Months of research and he could still not understand the physics of it all but what is seen cannot be denied. He skimmed a rock across the surface and watched as it defied gravity and then plummeted. What was his easiest course? Where should he flow? What was beyond his understanding, could it still be denied?

All his senses, his very nature, spoke against this spinning top on which he balanced. It undermined his credibility, his superiority and authority. So logic demanded it all be ignored. A crack in a man’s belief, is a vulnerability in his armour and a blemish on his dignity. His fellow man would take what he had worked so hard to build. He could not allow it.

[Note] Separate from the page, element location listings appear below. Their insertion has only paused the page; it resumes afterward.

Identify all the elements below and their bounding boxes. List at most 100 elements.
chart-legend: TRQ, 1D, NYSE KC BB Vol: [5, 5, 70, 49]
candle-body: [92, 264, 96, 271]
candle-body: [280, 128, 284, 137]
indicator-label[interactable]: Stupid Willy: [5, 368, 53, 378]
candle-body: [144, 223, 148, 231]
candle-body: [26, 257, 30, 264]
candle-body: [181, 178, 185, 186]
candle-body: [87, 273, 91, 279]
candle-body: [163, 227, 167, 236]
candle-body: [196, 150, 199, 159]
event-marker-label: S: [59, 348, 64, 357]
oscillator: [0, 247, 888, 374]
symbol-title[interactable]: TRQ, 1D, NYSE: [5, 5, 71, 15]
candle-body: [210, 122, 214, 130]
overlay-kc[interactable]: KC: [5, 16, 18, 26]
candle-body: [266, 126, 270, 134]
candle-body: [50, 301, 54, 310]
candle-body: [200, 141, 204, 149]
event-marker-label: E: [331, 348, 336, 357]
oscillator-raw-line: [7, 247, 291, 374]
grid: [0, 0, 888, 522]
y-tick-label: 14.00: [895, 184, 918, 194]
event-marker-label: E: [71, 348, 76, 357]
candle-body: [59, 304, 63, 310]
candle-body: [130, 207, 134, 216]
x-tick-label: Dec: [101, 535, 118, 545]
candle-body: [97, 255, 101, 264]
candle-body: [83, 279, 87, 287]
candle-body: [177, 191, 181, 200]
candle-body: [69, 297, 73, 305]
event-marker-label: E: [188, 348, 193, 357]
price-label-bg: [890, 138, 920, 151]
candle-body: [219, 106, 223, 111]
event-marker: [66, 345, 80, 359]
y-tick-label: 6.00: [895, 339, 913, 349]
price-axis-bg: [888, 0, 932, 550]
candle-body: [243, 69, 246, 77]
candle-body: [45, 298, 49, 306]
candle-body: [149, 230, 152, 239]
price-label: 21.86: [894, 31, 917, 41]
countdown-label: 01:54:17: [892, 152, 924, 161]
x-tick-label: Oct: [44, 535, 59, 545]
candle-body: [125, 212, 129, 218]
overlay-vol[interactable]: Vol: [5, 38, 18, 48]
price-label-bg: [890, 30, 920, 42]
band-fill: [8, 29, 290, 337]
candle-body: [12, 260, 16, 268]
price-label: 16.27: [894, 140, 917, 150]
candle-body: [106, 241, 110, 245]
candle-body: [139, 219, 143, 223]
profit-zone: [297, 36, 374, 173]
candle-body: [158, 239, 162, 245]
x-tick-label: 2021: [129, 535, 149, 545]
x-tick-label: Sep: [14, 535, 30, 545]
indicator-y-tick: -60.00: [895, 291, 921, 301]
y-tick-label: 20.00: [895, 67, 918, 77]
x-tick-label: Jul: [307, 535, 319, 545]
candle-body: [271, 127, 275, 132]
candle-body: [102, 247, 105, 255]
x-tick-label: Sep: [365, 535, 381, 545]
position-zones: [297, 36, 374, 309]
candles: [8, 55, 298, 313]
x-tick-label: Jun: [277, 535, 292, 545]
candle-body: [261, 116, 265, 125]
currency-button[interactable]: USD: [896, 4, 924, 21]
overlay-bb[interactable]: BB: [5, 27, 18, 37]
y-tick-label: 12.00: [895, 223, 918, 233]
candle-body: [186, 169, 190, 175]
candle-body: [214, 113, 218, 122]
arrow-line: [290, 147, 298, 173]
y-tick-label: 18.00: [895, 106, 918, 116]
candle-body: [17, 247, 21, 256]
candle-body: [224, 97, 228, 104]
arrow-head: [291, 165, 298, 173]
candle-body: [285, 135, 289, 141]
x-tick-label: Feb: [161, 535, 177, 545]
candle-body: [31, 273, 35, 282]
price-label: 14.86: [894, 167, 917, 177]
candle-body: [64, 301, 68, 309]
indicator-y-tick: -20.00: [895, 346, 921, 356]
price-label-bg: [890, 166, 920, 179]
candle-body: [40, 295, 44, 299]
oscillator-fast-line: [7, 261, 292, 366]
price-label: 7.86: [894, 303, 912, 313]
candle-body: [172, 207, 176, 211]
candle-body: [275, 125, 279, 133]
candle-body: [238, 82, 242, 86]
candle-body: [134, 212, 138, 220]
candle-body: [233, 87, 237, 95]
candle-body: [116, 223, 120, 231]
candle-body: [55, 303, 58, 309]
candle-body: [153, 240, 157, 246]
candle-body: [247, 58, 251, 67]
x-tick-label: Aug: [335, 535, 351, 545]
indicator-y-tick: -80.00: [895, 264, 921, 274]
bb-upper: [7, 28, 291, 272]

The devil does ingenious things, he convinces us all he is not there at all.  Cheap deceptions. That’s all he had seen, all their technologies, all their money spent on parlour tricks. It was a cunning rouse, they had almost convinced even him, king of the sceptics, torch bearer of truth, but another lie is all it was.

He turned his back then. Cloaked in his delusions, he walked the familiar path home, head down against the chilling wind. Important again, contented at last.